Praxistipp: Des öfteren taucht diese Frage auf, wenn die UBGR im Vergleich nicht genannt ist (weil sie dem Elternteil der das Kinder vertrat, unbekannt war) oder eine unrichtige UBGR genannt ist.  Zum zweiten erstreckt sich eine pflegschaftsgerichtliche Genehmigung immer nur auf die bekannten Tatsachen und nicht auf unbekannte oder falsche (zB höheres Einkommen).

Gingen die Parteien irrtümlich von falschen Bemessungsvoraussetzungen aus, so steht die Vereinbarung einer Neufestsetzung des Unterhalts nicht entgegen.
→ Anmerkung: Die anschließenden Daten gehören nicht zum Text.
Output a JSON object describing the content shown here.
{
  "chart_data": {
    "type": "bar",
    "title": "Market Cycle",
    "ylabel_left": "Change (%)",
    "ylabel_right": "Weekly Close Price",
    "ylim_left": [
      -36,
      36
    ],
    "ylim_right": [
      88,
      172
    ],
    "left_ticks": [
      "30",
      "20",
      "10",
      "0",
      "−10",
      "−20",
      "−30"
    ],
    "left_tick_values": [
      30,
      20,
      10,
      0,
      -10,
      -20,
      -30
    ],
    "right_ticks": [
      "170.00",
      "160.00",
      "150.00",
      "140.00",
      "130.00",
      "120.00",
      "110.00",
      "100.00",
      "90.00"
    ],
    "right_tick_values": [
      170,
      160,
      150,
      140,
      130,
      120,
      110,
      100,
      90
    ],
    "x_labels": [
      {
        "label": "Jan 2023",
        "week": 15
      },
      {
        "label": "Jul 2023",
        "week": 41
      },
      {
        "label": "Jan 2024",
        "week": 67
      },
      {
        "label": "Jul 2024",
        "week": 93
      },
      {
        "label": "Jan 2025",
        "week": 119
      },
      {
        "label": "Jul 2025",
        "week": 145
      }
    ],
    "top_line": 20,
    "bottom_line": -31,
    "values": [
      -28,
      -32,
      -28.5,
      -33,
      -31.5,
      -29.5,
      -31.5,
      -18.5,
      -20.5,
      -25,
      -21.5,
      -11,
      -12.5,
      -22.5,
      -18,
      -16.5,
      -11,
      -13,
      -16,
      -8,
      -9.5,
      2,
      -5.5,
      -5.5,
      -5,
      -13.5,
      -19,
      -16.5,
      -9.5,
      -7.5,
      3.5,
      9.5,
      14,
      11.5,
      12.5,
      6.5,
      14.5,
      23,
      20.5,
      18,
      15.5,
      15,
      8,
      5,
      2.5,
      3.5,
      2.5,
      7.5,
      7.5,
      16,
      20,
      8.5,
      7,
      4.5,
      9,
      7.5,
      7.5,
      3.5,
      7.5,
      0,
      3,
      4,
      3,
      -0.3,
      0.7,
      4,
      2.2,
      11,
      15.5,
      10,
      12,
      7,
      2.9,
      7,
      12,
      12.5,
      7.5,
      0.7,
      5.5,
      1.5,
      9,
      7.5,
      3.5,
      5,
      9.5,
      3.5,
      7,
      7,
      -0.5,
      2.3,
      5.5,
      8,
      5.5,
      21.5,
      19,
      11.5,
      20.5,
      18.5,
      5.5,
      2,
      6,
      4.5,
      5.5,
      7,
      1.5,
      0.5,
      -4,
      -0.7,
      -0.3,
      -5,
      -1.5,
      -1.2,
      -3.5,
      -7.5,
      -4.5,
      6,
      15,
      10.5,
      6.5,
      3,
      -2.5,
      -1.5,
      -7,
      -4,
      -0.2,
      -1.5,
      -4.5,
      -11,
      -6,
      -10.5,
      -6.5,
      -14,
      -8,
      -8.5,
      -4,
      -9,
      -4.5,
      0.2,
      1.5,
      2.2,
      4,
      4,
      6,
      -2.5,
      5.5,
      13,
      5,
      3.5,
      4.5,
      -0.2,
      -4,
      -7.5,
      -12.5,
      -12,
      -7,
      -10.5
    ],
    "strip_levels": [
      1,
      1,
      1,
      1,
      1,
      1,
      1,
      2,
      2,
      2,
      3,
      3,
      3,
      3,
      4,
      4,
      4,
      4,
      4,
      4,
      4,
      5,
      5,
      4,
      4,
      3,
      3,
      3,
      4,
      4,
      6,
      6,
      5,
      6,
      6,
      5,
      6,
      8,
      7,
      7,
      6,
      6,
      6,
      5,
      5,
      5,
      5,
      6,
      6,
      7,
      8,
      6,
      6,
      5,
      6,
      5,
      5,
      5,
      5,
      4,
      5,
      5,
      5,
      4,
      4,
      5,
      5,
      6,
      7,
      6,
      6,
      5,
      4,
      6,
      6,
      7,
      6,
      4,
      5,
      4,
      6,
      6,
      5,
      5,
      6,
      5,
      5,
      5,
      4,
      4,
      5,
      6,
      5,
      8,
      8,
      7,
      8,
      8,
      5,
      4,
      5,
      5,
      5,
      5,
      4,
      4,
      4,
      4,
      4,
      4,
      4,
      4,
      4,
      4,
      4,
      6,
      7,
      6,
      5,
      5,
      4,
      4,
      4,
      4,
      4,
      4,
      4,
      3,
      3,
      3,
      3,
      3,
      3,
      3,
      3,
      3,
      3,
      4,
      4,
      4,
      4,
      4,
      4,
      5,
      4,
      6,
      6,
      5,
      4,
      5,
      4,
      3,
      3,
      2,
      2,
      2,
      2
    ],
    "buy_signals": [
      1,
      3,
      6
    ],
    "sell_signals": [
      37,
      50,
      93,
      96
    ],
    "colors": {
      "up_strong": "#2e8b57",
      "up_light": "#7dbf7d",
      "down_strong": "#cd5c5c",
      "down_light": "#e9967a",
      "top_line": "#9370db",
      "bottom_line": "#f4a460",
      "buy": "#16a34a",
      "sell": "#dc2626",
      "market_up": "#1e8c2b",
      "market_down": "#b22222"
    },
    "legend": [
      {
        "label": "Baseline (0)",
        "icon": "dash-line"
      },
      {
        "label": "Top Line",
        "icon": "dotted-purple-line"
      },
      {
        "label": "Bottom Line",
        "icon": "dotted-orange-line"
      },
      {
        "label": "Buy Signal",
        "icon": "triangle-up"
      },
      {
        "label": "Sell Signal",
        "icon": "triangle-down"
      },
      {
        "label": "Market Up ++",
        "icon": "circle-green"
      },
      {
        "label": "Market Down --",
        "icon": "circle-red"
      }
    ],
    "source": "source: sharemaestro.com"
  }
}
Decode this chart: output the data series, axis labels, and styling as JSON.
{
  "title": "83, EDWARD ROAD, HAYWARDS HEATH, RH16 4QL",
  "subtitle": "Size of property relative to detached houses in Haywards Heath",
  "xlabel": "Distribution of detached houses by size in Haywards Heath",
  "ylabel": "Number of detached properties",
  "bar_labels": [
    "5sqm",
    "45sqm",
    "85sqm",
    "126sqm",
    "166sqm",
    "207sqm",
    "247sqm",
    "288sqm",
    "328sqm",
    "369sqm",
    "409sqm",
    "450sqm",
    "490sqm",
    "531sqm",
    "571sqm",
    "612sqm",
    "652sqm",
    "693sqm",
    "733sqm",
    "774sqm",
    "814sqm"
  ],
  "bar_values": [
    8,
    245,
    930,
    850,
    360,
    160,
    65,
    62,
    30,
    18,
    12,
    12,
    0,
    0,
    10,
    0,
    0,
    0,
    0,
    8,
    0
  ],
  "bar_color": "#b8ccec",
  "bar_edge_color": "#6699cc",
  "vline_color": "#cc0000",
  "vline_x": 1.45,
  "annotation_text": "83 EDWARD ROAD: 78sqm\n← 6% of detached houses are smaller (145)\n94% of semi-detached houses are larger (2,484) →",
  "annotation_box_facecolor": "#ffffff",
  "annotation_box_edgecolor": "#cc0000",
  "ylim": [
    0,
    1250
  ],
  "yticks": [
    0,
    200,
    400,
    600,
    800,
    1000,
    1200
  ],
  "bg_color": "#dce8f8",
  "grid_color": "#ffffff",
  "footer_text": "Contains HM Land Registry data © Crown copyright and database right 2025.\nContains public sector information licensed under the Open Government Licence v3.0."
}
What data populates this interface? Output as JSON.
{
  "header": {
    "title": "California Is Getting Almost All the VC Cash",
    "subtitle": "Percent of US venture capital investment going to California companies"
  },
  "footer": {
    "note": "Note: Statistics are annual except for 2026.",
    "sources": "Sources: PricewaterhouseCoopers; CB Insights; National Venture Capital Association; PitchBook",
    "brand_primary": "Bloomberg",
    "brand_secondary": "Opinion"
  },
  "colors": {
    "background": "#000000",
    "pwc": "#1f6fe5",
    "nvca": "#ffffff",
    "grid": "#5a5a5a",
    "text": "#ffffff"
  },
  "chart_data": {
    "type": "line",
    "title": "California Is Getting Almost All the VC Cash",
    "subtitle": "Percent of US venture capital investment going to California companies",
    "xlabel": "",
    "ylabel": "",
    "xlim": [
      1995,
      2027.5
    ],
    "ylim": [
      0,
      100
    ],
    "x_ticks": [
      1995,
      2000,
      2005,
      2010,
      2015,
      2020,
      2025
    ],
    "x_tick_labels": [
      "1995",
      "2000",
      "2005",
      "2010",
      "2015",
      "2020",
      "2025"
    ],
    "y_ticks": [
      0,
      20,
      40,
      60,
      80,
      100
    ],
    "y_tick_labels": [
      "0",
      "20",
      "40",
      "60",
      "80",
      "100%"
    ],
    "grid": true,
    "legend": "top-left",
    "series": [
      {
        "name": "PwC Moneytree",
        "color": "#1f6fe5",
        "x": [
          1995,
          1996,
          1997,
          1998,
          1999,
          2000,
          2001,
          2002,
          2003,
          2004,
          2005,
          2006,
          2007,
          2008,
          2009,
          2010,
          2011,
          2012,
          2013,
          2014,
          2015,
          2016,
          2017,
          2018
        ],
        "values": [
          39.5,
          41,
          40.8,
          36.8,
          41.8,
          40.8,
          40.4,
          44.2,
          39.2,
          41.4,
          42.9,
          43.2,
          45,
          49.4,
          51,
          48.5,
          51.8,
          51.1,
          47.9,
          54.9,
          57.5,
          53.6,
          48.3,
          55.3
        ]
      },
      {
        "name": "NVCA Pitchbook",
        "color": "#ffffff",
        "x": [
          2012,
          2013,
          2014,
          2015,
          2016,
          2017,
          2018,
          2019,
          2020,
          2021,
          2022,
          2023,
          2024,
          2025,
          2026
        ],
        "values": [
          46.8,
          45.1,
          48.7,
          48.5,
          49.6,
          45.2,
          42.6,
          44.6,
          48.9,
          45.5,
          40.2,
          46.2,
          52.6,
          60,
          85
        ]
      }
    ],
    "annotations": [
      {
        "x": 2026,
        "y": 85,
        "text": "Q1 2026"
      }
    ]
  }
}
Ein Irrtum über wesentliche Umstände ist geänderten tatsächlichen Verhältnissen gleichzuhalten.

ZB unwahre Angaben des Unterhaltspflichtigen über sein Einkommen.

zB wenn der Unterhaltspflichtige Wesentliches verschwiegen hatte.

Praxistipp: Gelegentlich werden falsche UBGR in Ehescheidungsvergleichen genannt um keine Probleme mit der pflegschaftsgerichtlichen Genehmigung zu erhalten. Allerdings ist das "Harakiri" des Unterhaltspflichtigen, der einer Nachforderung hilflos ausgesetzt bleibt. Wenn im Rahmen möglich, ist es besser mit Entlastungsvertrag zwischen den Eltern zu arbeiten.

Bindungswirkung nur für verglichene Zeiträume:

Die Bindungswirkung erstreckt sich immer nur auf verglichene Zeiträume. Ein Vergleich steht daher einem Erhöhungsantrag für Zeiträume vor dem Vergleich, die vom Vergleich nicht erfasst sind daher grundsätzlich nicht entgegen.

Verzicht auf Umstandsklausel:

Nach ständiger Rechtsprechung ist ein Verzicht auf die Umstandsklausel grundsätzlich zulässig und wirksam. Das Beharren auf diesem Verzicht kann aber sittenwidrig sein, wenn durch das Beharren auf der Leistung dem Verpflichteten die Existenzgrundlage entzogen würde. Um zu verhindern, dass der an sich zulässige Ausschluss der Umstandsklausel im Nachhinein ohne zwingenden Grund aufgehoben wird, legt die Rechtsprechung bei Beurteilung einer allfälligen Sittenwidrigkeit einen strengen Maßstab an.

Anmerkung: Ein Verzicht auf die Umstandsklausel bedarf zu Lasten der Kinder mit Sicherheit einer pflegschaftsgerichtlichen Genehmigung, die kaum erteilt werden dürfte.